Dass die wenigstens von ihnen des Englischen mächtig waren, stellte
kein Problem dar. Schon in Münster interessierte sich der
Nachwuchswissenschaftler für laotische Sprache und nahm am Institut für
Ethnologie an entsprechenden Kursen teil. Seitdem Prof. Volker
Grabowsky im Jahr 1999 dort seine Professur antrat, gibt es dieses in
Deutschland seltene Angebot. "Eine Sprache begreifst Du aber am ehesten
da, wo sie alltäglich gesprochen wird", so Tappe, der an der
Universität in Vientiane weiter Vokabeln lernte und an deren Aussprache
feilte.
Die Religion ist tief verwurzelt
Las Oliver Tappe etwas über den Kampf der Laoten gegen die französische
Kolonialmacht und gegen die Amerikaner während des Vietnam-Krieges,
stieß er immer wieder auf den Namen Kayson Phomvihan.
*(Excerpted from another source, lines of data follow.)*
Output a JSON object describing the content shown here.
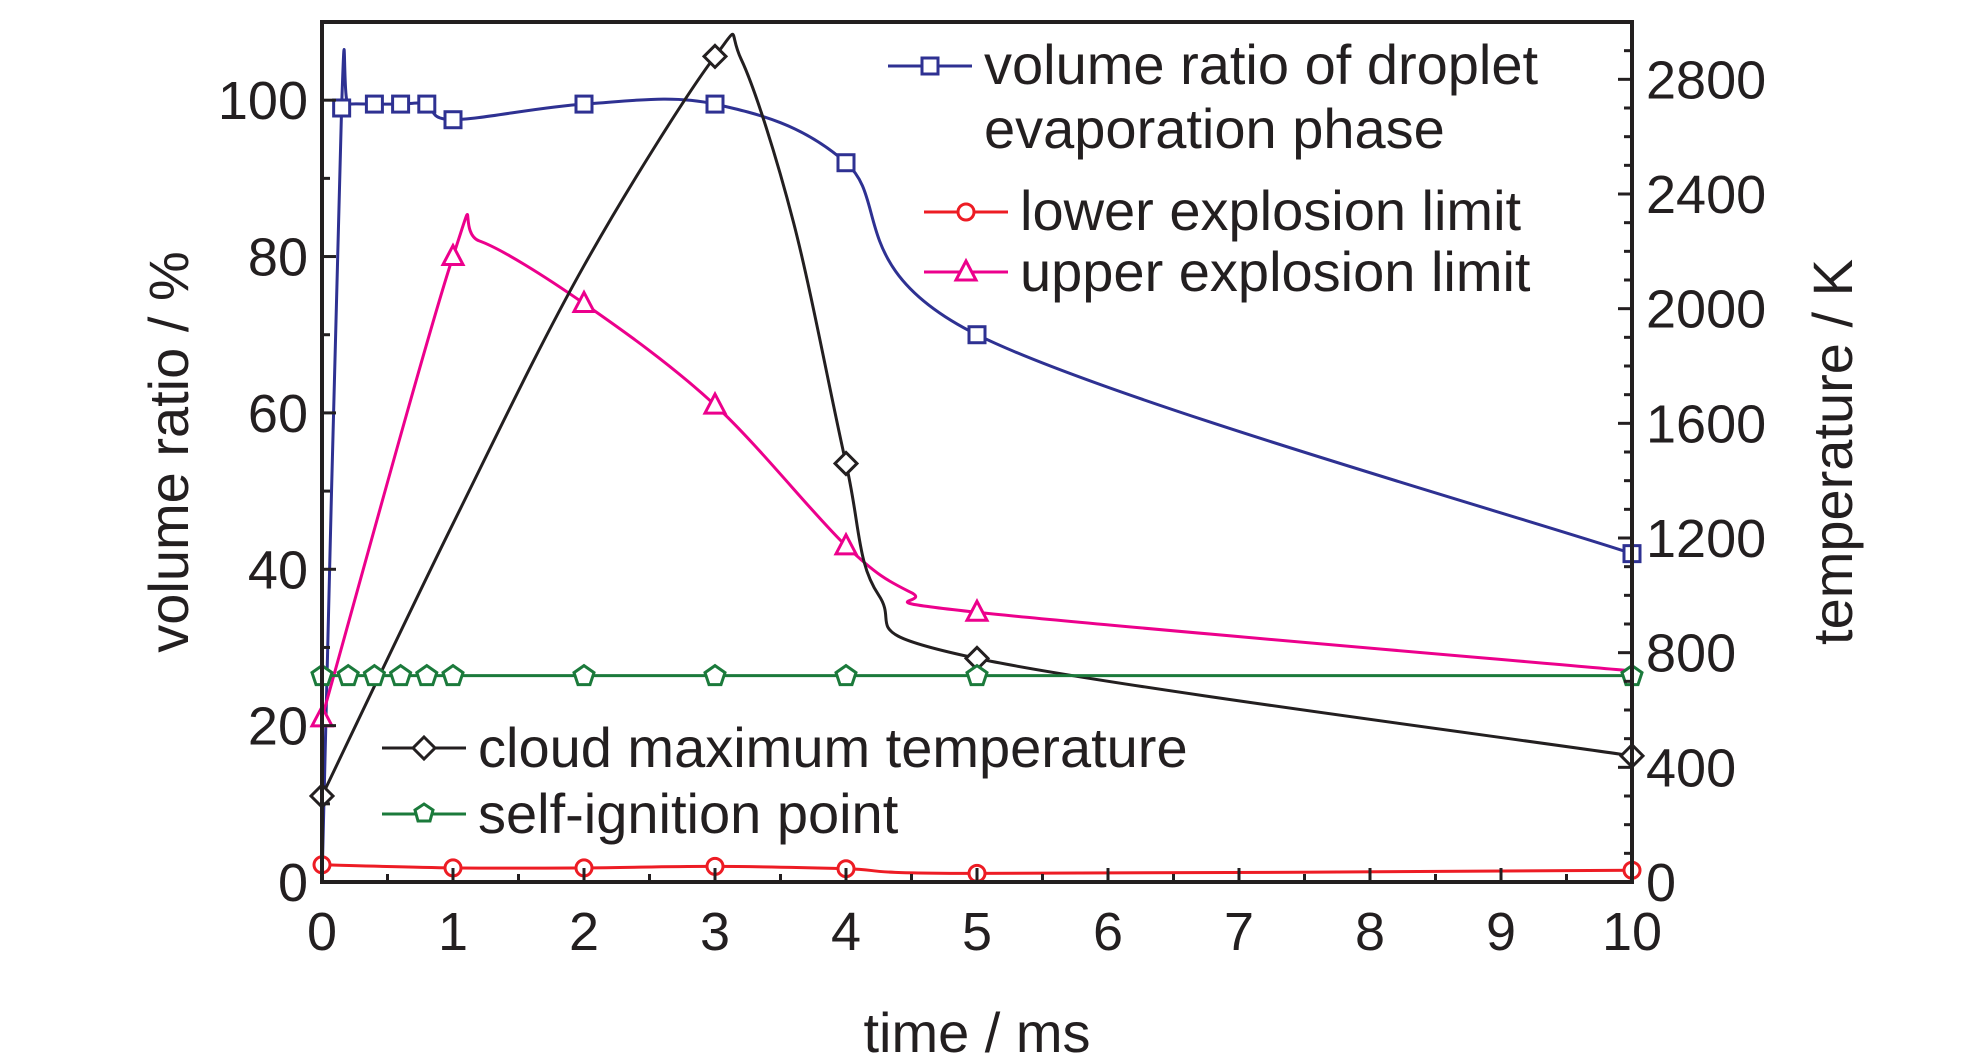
{
  "chart_data": {
    "type": "line",
    "xlabel": "time / ms",
    "ylabel_left": "volume ratio / %",
    "ylabel_right": "temperature / K",
    "xlim": [
      0,
      10
    ],
    "ylim_left": [
      0,
      110
    ],
    "ylim_right": [
      0,
      3000
    ],
    "x_ticks": [
      "0",
      "1",
      "2",
      "3",
      "4",
      "5",
      "6",
      "7",
      "8",
      "9",
      "10"
    ],
    "y_left_ticks": [
      "0",
      "20",
      "40",
      "60",
      "80",
      "100"
    ],
    "y_right_ticks": [
      "0",
      "400",
      "800",
      "1200",
      "1600",
      "2000",
      "2400",
      "2800"
    ],
    "grid": false,
    "series": [
      {
        "name": "volume ratio of droplet evaporation phase",
        "axis": "left",
        "color": "#2e3192",
        "marker": "square",
        "x": [
          0,
          0.15,
          0.2,
          0.4,
          0.6,
          0.8,
          1,
          2,
          3,
          4,
          5,
          10
        ],
        "y": [
          0,
          99,
          99.5,
          99.5,
          99.5,
          99.5,
          97.5,
          99.5,
          99.5,
          92,
          70,
          42
        ],
        "markers_at": [
          0.15,
          0.4,
          0.6,
          0.8,
          1,
          2,
          3,
          4,
          5,
          10
        ]
      },
      {
        "name": "lower explosion limit",
        "axis": "left",
        "color": "#ed1c24",
        "marker": "circle",
        "x": [
          0,
          1,
          2,
          3,
          4,
          5,
          10
        ],
        "y": [
          2.2,
          1.8,
          1.8,
          2.0,
          1.7,
          1.1,
          1.5
        ],
        "markers_at": [
          0,
          1,
          2,
          3,
          4,
          5,
          10
        ]
      },
      {
        "name": "upper explosion limit",
        "axis": "left",
        "color": "#ec008c",
        "marker": "triangle",
        "x": [
          0,
          1,
          1.2,
          2,
          3,
          4,
          4.5,
          5,
          10
        ],
        "y": [
          21,
          80,
          82,
          74,
          61,
          43,
          37,
          34.5,
          27
        ],
        "markers_at": [
          0,
          1,
          2,
          3,
          4,
          5
        ]
      },
      {
        "name": "cloud maximum temperature",
        "axis": "right",
        "color": "#231f20",
        "marker": "diamond",
        "x": [
          0,
          1,
          2,
          3,
          3.2,
          3.6,
          4,
          4.25,
          5,
          10
        ],
        "y": [
          300,
          1250,
          2150,
          2880,
          2870,
          2300,
          1460,
          1000,
          780,
          440
        ],
        "markers_at": [
          0,
          3,
          4,
          5,
          10
        ]
      },
      {
        "name": "self-ignition point",
        "axis": "right",
        "color": "#1b7a3b",
        "marker": "pentagon",
        "x": [
          0,
          10
        ],
        "y": [
          720,
          720
        ],
        "markers_at": [
          0,
          0.2,
          0.4,
          0.6,
          0.8,
          1,
          2,
          3,
          4,
          5,
          10
        ]
      }
    ],
    "legend_upper": [
      "volume ratio of droplet",
      "evaporation phase",
      "lower explosion limit",
      "upper explosion limit"
    ],
    "legend_lower": [
      "cloud maximum temperature",
      "self-ignition point"
    ],
    "legend_placement": "top-right and bottom-left"
  }
}
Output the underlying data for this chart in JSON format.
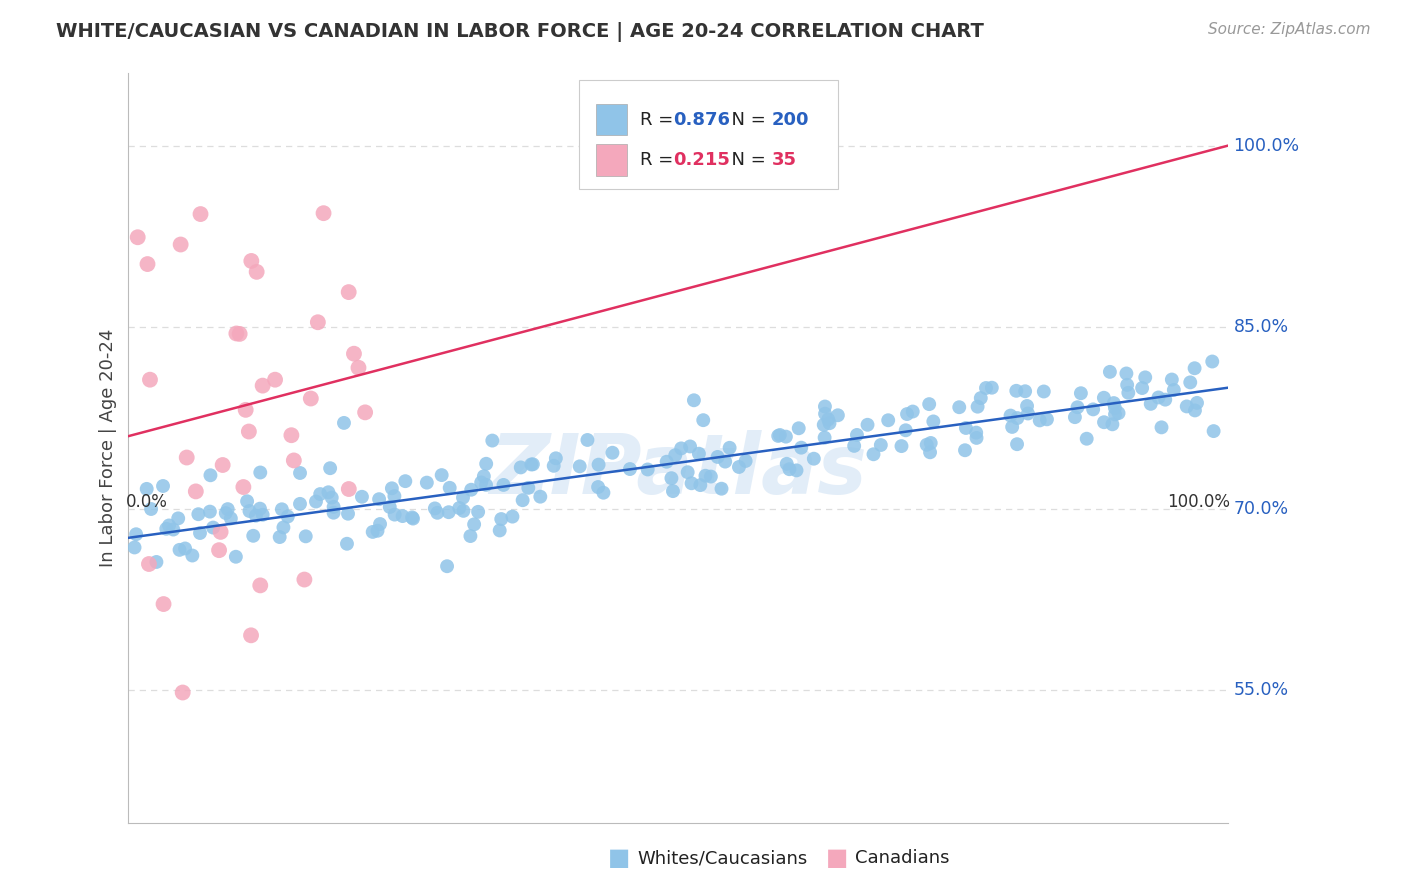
{
  "title": "WHITE/CAUCASIAN VS CANADIAN IN LABOR FORCE | AGE 20-24 CORRELATION CHART",
  "source": "Source: ZipAtlas.com",
  "ylabel": "In Labor Force | Age 20-24",
  "xlim": [
    0.0,
    1.0
  ],
  "ylim": [
    0.44,
    1.06
  ],
  "blue_color": "#90c4e8",
  "pink_color": "#f4a8bc",
  "blue_line_color": "#2860c0",
  "pink_line_color": "#e03060",
  "blue_R": 0.876,
  "blue_N": 200,
  "pink_R": 0.215,
  "pink_N": 35,
  "ytick_vals": [
    0.55,
    0.7,
    0.85,
    1.0
  ],
  "ytick_labels": [
    "55.0%",
    "70.0%",
    "85.0%",
    "100.0%"
  ],
  "xtick_labels": [
    "0.0%",
    "100.0%"
  ],
  "legend_label_blue": "Whites/Caucasians",
  "legend_label_pink": "Canadians",
  "watermark": "ZIPatlas",
  "background_color": "#ffffff",
  "grid_color": "#dddddd",
  "title_color": "#333333",
  "source_color": "#999999",
  "axis_label_color": "#444444",
  "right_label_color": "#2860c0",
  "blue_line_x0": 0.0,
  "blue_line_y0": 0.676,
  "blue_line_x1": 1.0,
  "blue_line_y1": 0.8,
  "pink_line_x0": 0.0,
  "pink_line_y0": 0.76,
  "pink_line_x1": 1.0,
  "pink_line_y1": 1.0
}
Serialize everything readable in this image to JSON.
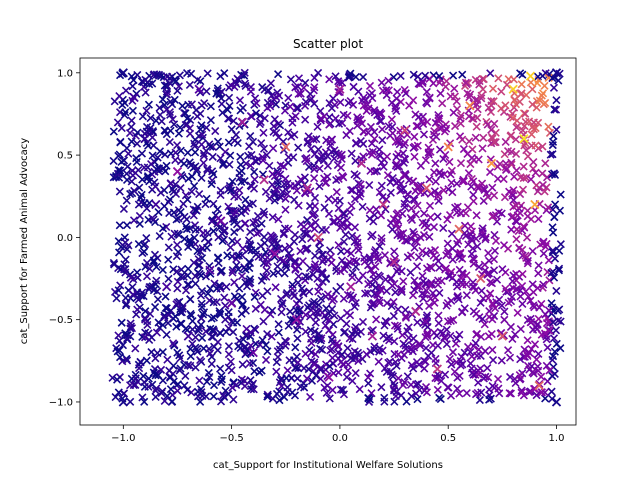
{
  "chart_data": {
    "type": "scatter",
    "title": "Scatter plot",
    "xlabel": "cat_Support for Institutional Welfare Solutions",
    "ylabel": "cat_Support for Farmed Animal Advocacy",
    "xlim": [
      -1.2,
      1.09
    ],
    "ylim": [
      -1.14,
      1.09
    ],
    "x_ticks": [
      -1.0,
      -0.5,
      0.0,
      0.5,
      1.0
    ],
    "x_tick_labels": [
      "−1.0",
      "−0.5",
      "0.0",
      "0.5",
      "1.0"
    ],
    "y_ticks": [
      -1.0,
      -0.5,
      0.0,
      0.5,
      1.0
    ],
    "y_tick_labels": [
      "−1.0",
      "−0.5",
      "0.0",
      "0.5",
      "1.0"
    ],
    "marker": "x",
    "colormap": "plasma",
    "grid": false,
    "series": [
      {
        "points": [
          {
            "x": -1.0,
            "y": -1.0,
            "c": 0.02
          },
          {
            "x": -1.0,
            "y": 1.0,
            "c": 0.02
          },
          {
            "x": 1.0,
            "y": -1.0,
            "c": 0.02
          },
          {
            "x": 1.0,
            "y": 1.0,
            "c": 0.02
          },
          {
            "x": -0.95,
            "y": 0.85,
            "c": 0.1
          },
          {
            "x": -0.9,
            "y": 0.6,
            "c": 0.08
          },
          {
            "x": -0.85,
            "y": 0.2,
            "c": 0.1
          },
          {
            "x": -0.8,
            "y": -0.3,
            "c": 0.12
          },
          {
            "x": -0.75,
            "y": 0.4,
            "c": 0.3
          },
          {
            "x": -0.7,
            "y": -0.6,
            "c": 0.1
          },
          {
            "x": -0.65,
            "y": 0.9,
            "c": 0.15
          },
          {
            "x": -0.6,
            "y": -0.2,
            "c": 0.15
          },
          {
            "x": -0.55,
            "y": 0.1,
            "c": 0.2
          },
          {
            "x": -0.5,
            "y": -0.4,
            "c": 0.2
          },
          {
            "x": -0.45,
            "y": 0.7,
            "c": 0.35
          },
          {
            "x": -0.4,
            "y": -0.7,
            "c": 0.2
          },
          {
            "x": -0.35,
            "y": 0.35,
            "c": 0.4
          },
          {
            "x": -0.3,
            "y": -0.1,
            "c": 0.3
          },
          {
            "x": -0.25,
            "y": 0.55,
            "c": 0.6
          },
          {
            "x": -0.2,
            "y": -0.5,
            "c": 0.3
          },
          {
            "x": -0.15,
            "y": 0.3,
            "c": 0.4
          },
          {
            "x": -0.1,
            "y": 0.0,
            "c": 0.5
          },
          {
            "x": -0.05,
            "y": -0.85,
            "c": 0.3
          },
          {
            "x": 0.0,
            "y": 0.9,
            "c": 0.35
          },
          {
            "x": 0.05,
            "y": -0.3,
            "c": 0.35
          },
          {
            "x": 0.1,
            "y": 0.45,
            "c": 0.4
          },
          {
            "x": 0.15,
            "y": -0.6,
            "c": 0.35
          },
          {
            "x": 0.2,
            "y": 0.2,
            "c": 0.45
          },
          {
            "x": 0.25,
            "y": -0.15,
            "c": 0.4
          },
          {
            "x": 0.3,
            "y": 0.65,
            "c": 0.5
          },
          {
            "x": 0.35,
            "y": -0.45,
            "c": 0.4
          },
          {
            "x": 0.4,
            "y": 0.3,
            "c": 0.55
          },
          {
            "x": 0.45,
            "y": -0.8,
            "c": 0.45
          },
          {
            "x": 0.5,
            "y": 0.55,
            "c": 0.7
          },
          {
            "x": 0.55,
            "y": 0.05,
            "c": 0.6
          },
          {
            "x": 0.6,
            "y": 0.8,
            "c": 0.7
          },
          {
            "x": 0.65,
            "y": -0.25,
            "c": 0.55
          },
          {
            "x": 0.7,
            "y": 0.45,
            "c": 0.75
          },
          {
            "x": 0.75,
            "y": -0.6,
            "c": 0.55
          },
          {
            "x": 0.8,
            "y": 0.9,
            "c": 0.9
          },
          {
            "x": 0.85,
            "y": 0.6,
            "c": 0.95
          },
          {
            "x": 0.9,
            "y": 0.2,
            "c": 0.8
          },
          {
            "x": 0.92,
            "y": -0.9,
            "c": 0.6
          },
          {
            "x": 0.88,
            "y": 0.98,
            "c": 0.9
          }
        ]
      }
    ]
  }
}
Dieser ist eine
zentrale Gestalt in der Geschichte von Laos. Er war jahrzehntelang
Parteiführer und Regierungsoberhaupt. "Doch er versuchte den Buddhismus
aus den Köpfen der Menschen zu verbannen", berichtet Tappe aus seinen
Untersuchungen. Wer schon einmal in Laos war, hat gesehen, dass
Phomvihan damit keinen Erfolg hatte. Die Religion ist sehr stark in der
Gesellschaft verankert. "Das musste auch die Partei einsehen. Sie
suchte nach einer neuen Vorbildfigur und wandelte somit das
Geschichtsbild", verrät der Doktorand eine seiner zentralen Thesen.
Anhand von Straßennamen, Plakaten, Denkmälern und Museen zeigt er auf,
wie der Staat heute seine Vergangenheit präsentiert. Er stellte fest,
dass aktuell weniger Kayson Phomvihan, sondern Fa Ngum als Volksheld
verehrt wird. Dieser gründete im 14. Jahrhundert das erste laotische
Königreich namens Lan Xang. "Die alten Chroniken sagen, dass Fa Ngum
den Buddhismus ins Land gebracht hat, was ihm heute noch viel
Anerkennung in der Bevölkerung einbringt" so Tappe. Beispielhaft ist,
was sich Anfang Juni in Laos ereignete: Ein Bauer hatte eine Höhle mit
über 200 Buddha-Figuren entdeckt. Seitdem pilgern tausende Menschen zu
der heiligen Stätte nahe Thakekh, eine Stadt östlich von Vientiane. Mit
Räucherstäbchen, Blumen und Duftwasser preisen sie den Buddhismus. "Das
zeigt, dass die Religion noch immer eine bedeutende Rolle im Denken und
Handeln der Menschen spielt", ist Tappe überzeugt. Ein beeindruckendes
Bild von der laotischen Geschichte bekommen Touristen und
Wissenschaftler auch im Norden der Republik. Dort führen alle Wege über
Luang Prabang. Die Tempelstadt gehört zu den schönsten Südostasiens.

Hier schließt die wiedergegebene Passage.